If the paragraph is attempting to say something else, I would like to know what it is.
I am a 68-year old healthy male who has been getting PSA Tests since 1999 when I was 54 years old. Over these years, I have been tested 20 times (sometimes twice a year) and the overall mean is for all tests .998. with a standard deviation of .654. Note that I have been taking propecia during these years that I know cuts the score about in half.

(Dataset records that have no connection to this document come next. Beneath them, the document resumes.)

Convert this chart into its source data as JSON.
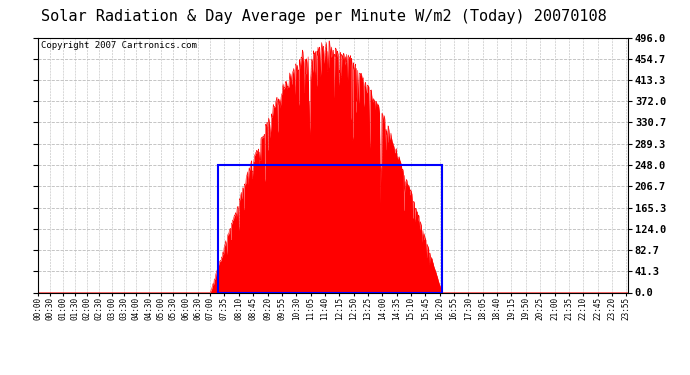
{
  "title": "Solar Radiation & Day Average per Minute W/m2 (Today) 20070108",
  "copyright": "Copyright 2007 Cartronics.com",
  "bg_color": "#ffffff",
  "plot_bg": "#ffffff",
  "y_min": 0.0,
  "y_max": 496.0,
  "y_ticks": [
    0.0,
    41.3,
    82.7,
    124.0,
    165.3,
    206.7,
    248.0,
    289.3,
    330.7,
    372.0,
    413.3,
    454.7,
    496.0
  ],
  "bar_color": "#ff0000",
  "avg_rect_color": "#0000ff",
  "grid_color": "#bbbbbb",
  "title_fontsize": 11,
  "copyright_fontsize": 6.5,
  "x_tick_fontsize": 5.5,
  "y_tick_fontsize": 7.5,
  "avg_rect_x1": 440,
  "avg_rect_x2": 985,
  "avg_rect_y": 248.0,
  "minutes_per_day": 1440,
  "sunrise": 420,
  "sunset": 985,
  "peak_minute": 690,
  "x_tick_labels": [
    "00:00",
    "00:30",
    "01:00",
    "01:30",
    "02:00",
    "02:30",
    "03:00",
    "03:30",
    "04:00",
    "04:30",
    "05:00",
    "05:30",
    "06:00",
    "06:30",
    "07:00",
    "07:35",
    "08:10",
    "08:45",
    "09:20",
    "09:55",
    "10:30",
    "11:05",
    "11:40",
    "12:15",
    "12:50",
    "13:25",
    "14:00",
    "14:35",
    "15:10",
    "15:45",
    "16:20",
    "16:55",
    "17:30",
    "18:05",
    "18:40",
    "19:15",
    "19:50",
    "20:25",
    "21:00",
    "21:35",
    "22:10",
    "22:45",
    "23:20",
    "23:55"
  ],
  "x_tick_positions": [
    0,
    30,
    60,
    90,
    120,
    150,
    180,
    210,
    240,
    270,
    300,
    330,
    360,
    390,
    420,
    455,
    490,
    525,
    560,
    595,
    630,
    665,
    700,
    735,
    770,
    805,
    840,
    875,
    910,
    945,
    980,
    1015,
    1050,
    1085,
    1120,
    1155,
    1190,
    1225,
    1260,
    1295,
    1330,
    1365,
    1400,
    1435
  ]
}
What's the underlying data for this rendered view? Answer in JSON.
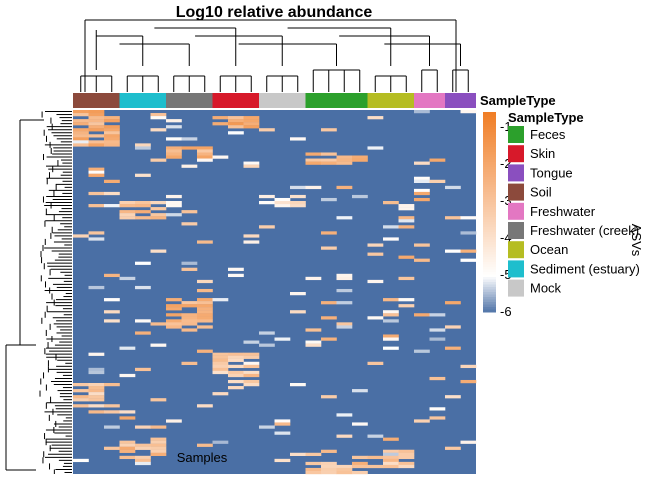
{
  "chart_data": {
    "type": "heatmap",
    "title": "Log10 relative abundance",
    "xlabel": "Samples",
    "ylabel": "ASVs",
    "annotation_label": "SampleType",
    "legend_title": "SampleType",
    "colorbar": {
      "ticks": [
        -1,
        -2,
        -3,
        -4,
        -5,
        -6
      ],
      "range": [
        -6,
        -0.6
      ],
      "low_color": "#4a6fa5",
      "mid_color": "#ffffff",
      "high_color": "#f07e26",
      "mid_value": -5
    },
    "groups": [
      {
        "name": "Soil",
        "color": "#8c4a3c",
        "samples": 3
      },
      {
        "name": "Sediment (estuary)",
        "color": "#1ebecd",
        "samples": 3
      },
      {
        "name": "Freshwater (creek)",
        "color": "#777777",
        "samples": 3
      },
      {
        "name": "Skin",
        "color": "#d7192a",
        "samples": 3
      },
      {
        "name": "Mock",
        "color": "#c8c8c8",
        "samples": 3
      },
      {
        "name": "Feces",
        "color": "#2ca02c",
        "samples": 4
      },
      {
        "name": "Ocean",
        "color": "#b5bd22",
        "samples": 3
      },
      {
        "name": "Freshwater",
        "color": "#e377c2",
        "samples": 2
      },
      {
        "name": "Tongue",
        "color": "#8a4fbf",
        "samples": 2
      }
    ],
    "legend_order": [
      "Feces",
      "Skin",
      "Tongue",
      "Soil",
      "Freshwater",
      "Freshwater (creek)",
      "Ocean",
      "Sediment (estuary)",
      "Mock"
    ],
    "n_rows": 120,
    "background_value": -6,
    "hot_blocks": [
      {
        "rows": [
          0,
          12
        ],
        "group": "Soil",
        "value": -1.6
      },
      {
        "rows": [
          30,
          36
        ],
        "group": "Sediment (estuary)",
        "value": -2.2
      },
      {
        "rows": [
          12,
          16
        ],
        "group": "Freshwater (creek)",
        "value": -1.8
      },
      {
        "rows": [
          2,
          6
        ],
        "group": "Skin",
        "value": -1.5
      },
      {
        "rows": [
          62,
          72
        ],
        "group": "Freshwater (creek)",
        "value": -1.6
      },
      {
        "rows": [
          80,
          92
        ],
        "group": "Skin",
        "value": -2.5
      },
      {
        "rows": [
          108,
          116
        ],
        "group": "Sediment (estuary)",
        "value": -2.0
      },
      {
        "rows": [
          112,
          118
        ],
        "group": "Ocean",
        "value": -2.4
      },
      {
        "rows": [
          90,
          100
        ],
        "group": "Soil",
        "value": -2.6
      },
      {
        "rows": [
          14,
          18
        ],
        "group": "Feces",
        "value": -2.0
      },
      {
        "rows": [
          28,
          32
        ],
        "group": "Mock",
        "value": -3.5
      },
      {
        "rows": [
          116,
          120
        ],
        "group": "Feces",
        "value": -2.2
      }
    ]
  }
}
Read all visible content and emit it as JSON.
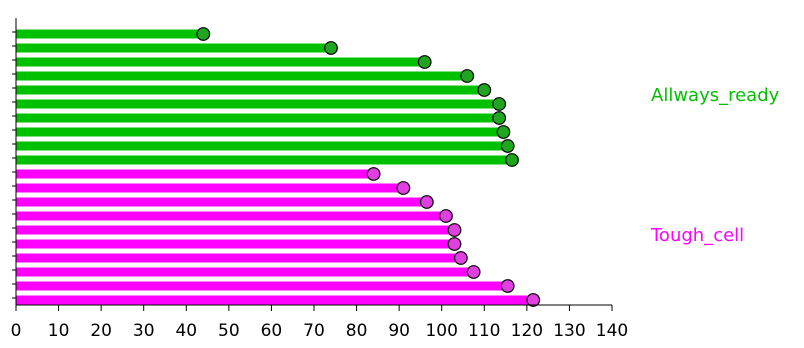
{
  "chart_data": {
    "type": "bar",
    "orientation": "horizontal",
    "style": "lollipop",
    "title": "",
    "xlabel": "",
    "ylabel": "",
    "xlim": [
      0,
      140
    ],
    "xticks": [
      0,
      10,
      20,
      30,
      40,
      50,
      60,
      70,
      80,
      90,
      100,
      110,
      120,
      130,
      140
    ],
    "grid": false,
    "legend_placement": "right",
    "series": [
      {
        "name": "Allways_ready",
        "color": "#00c000",
        "marker_color": "#1fa51f",
        "values": [
          44,
          74,
          96,
          106,
          110,
          113.5,
          113.5,
          114.5,
          115.5,
          116.5
        ]
      },
      {
        "name": "Tough_cell",
        "color": "#ff00ff",
        "marker_color": "#e040e0",
        "values": [
          84,
          91,
          96.5,
          101,
          103,
          103,
          104.5,
          107.5,
          115.5,
          121.5
        ]
      }
    ]
  }
}
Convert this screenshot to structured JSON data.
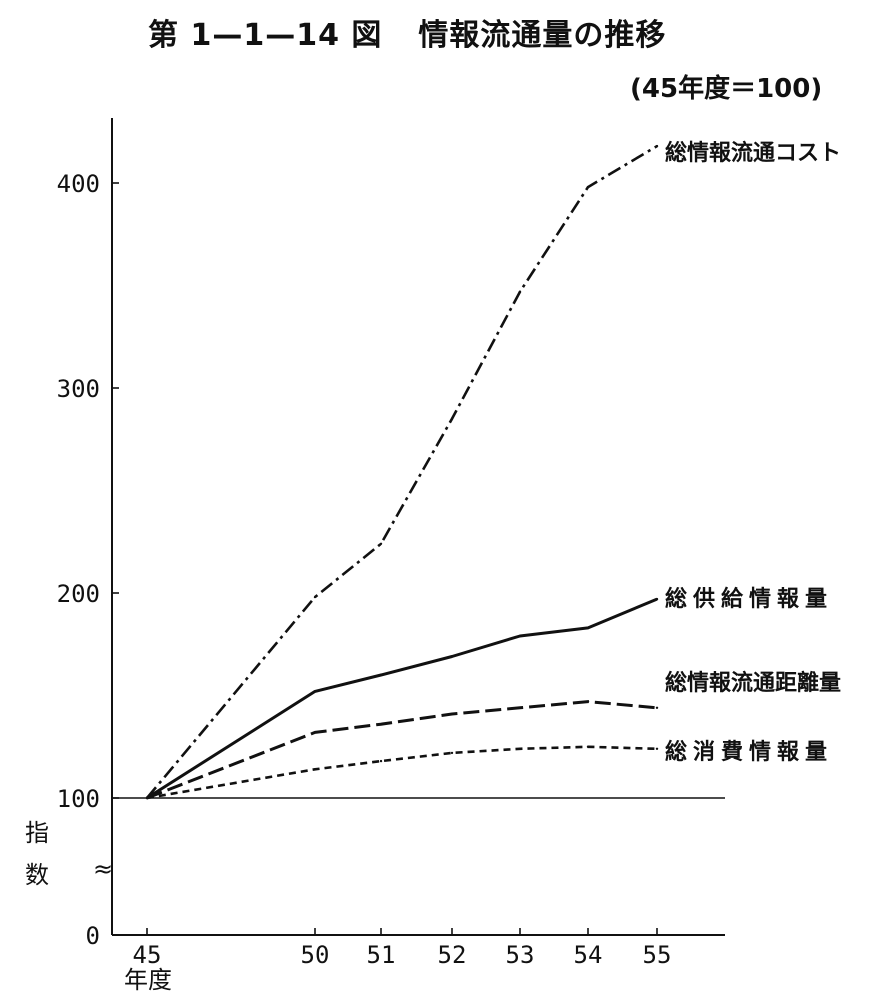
{
  "chart_data": {
    "type": "line",
    "title": "第 1—1—14 図",
    "subtitle_main": "情報流通量の推移",
    "subtitle": "(45年度＝100)",
    "ylabel": "指数",
    "xlabel": "年度",
    "x": [
      "45",
      "50",
      "51",
      "52",
      "53",
      "54",
      "55"
    ],
    "yticks": [
      "0",
      "100",
      "200",
      "300",
      "400"
    ],
    "ylim": [
      0,
      430
    ],
    "axis_break": "≈",
    "series": [
      {
        "name": "総情報流通コスト",
        "style": "dash-dot",
        "values": [
          100,
          198,
          224,
          285,
          347,
          398,
          418
        ]
      },
      {
        "name": "総供給情報量",
        "style": "solid",
        "values": [
          100,
          152,
          160,
          169,
          179,
          183,
          197
        ]
      },
      {
        "name": "総情報流通距離量",
        "style": "long-dash",
        "values": [
          100,
          132,
          136,
          141,
          144,
          147,
          144
        ]
      },
      {
        "name": "総消費情報量",
        "style": "short-dash",
        "values": [
          100,
          114,
          118,
          122,
          124,
          125,
          124
        ]
      }
    ],
    "baseline": 100,
    "line_color": "#111111"
  }
}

I twice reached my highest score of 2.4 in 2005 and 2007. A second follow-up test in 2007 came in as .7. Since then, my psa scores have been as follows: .3 (2008), .3 (2009), .39 (2010), .6 (2011), 1.08 and .87 (2012), and 1.62 (2013).
During 2005, I had a one-time discharge of some blood and my urologist performed a prostate biopsy which was negative. I also had surgery to remove a growth in bladder and my urologist took a biopsy on my prostate then and both growth and prostate biopsies were negative—I think this was in 2007.
I should mention also that during all of these years, I also had digital rectal exams and they were fine.
My urologist wanted to do a third psa test in 2012 after I had scores of 1.08 and .87 but I did not return to have these done.
It seems apparent to me that my psa score has a high degree of variability over many years and I don’t understand why I should get psa’s done for such scores or even with my current score of 1.62.
Assuming a digital rectal exam is normal, how high would my psa score have to be before any biopsy would be called for? Indeed, given my previous negative results from biopsies, I am not sure what value the simple psa test has for me? What about the urine test for PCA3 or T2-ERG or a free-PSA test?